The Maoist chief flatly denied the charge that he has agreed with other parties to turn the PLA into a non-combat force.
“We have only agreed to set up a mixed force under the directorate of the Nepal Army. We have not agreed on the details. I think we have construed the agreement differently,” Dahal told the meeting.
On the issue of constitution-writing, he stated that the pro-parliament parties have not shown any interest, and defended himself against allegations from the party´s hardline faction that he is making compromises on the fundamental principles of the party. “The NC and UML are not even interested in drafting a constitution like the one formulated in 1990,” Dahal stated at the meeting.
On the distribution of responsibilities among party leaders, he said the task requires homework and also asked the CC members to present their opinions.

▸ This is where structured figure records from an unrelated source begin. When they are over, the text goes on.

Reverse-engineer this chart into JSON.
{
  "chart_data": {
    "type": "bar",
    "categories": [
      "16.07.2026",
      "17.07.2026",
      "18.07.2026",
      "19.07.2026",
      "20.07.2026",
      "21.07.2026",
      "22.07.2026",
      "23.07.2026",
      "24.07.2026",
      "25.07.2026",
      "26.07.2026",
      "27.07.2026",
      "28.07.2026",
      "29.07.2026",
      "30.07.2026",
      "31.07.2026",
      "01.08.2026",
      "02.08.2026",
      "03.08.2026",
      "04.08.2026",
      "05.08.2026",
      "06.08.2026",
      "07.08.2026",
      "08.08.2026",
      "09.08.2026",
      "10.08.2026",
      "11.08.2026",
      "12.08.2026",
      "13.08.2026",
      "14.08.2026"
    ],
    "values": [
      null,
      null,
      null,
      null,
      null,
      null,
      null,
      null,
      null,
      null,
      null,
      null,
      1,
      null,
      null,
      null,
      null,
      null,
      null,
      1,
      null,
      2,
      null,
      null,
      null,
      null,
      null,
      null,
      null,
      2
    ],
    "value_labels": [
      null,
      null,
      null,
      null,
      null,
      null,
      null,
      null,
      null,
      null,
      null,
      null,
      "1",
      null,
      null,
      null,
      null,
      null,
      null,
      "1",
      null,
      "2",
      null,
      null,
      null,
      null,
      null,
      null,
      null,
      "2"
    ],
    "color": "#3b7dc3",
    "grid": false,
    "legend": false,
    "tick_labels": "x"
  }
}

For resolving intra-party disputes, Dahal presented two options: the party can hold systematic debate within the existing five-point framework, or add another point to the five-point framework saying the party factions can debate openly outside the party. The five-point deal was formulated when Vice-chairman Dr Baburam Bhattarai was in a minority after Dahal switched to the hardline camp in December.
Dahal argued that disputes over the party´s general line would be resolved in a general convention to be held at an appropriate time.
Dahal didn´t present any concrete proposal at the meeting and asked for at least three days to make preparations. The next date for the meeting has not been fixed yet.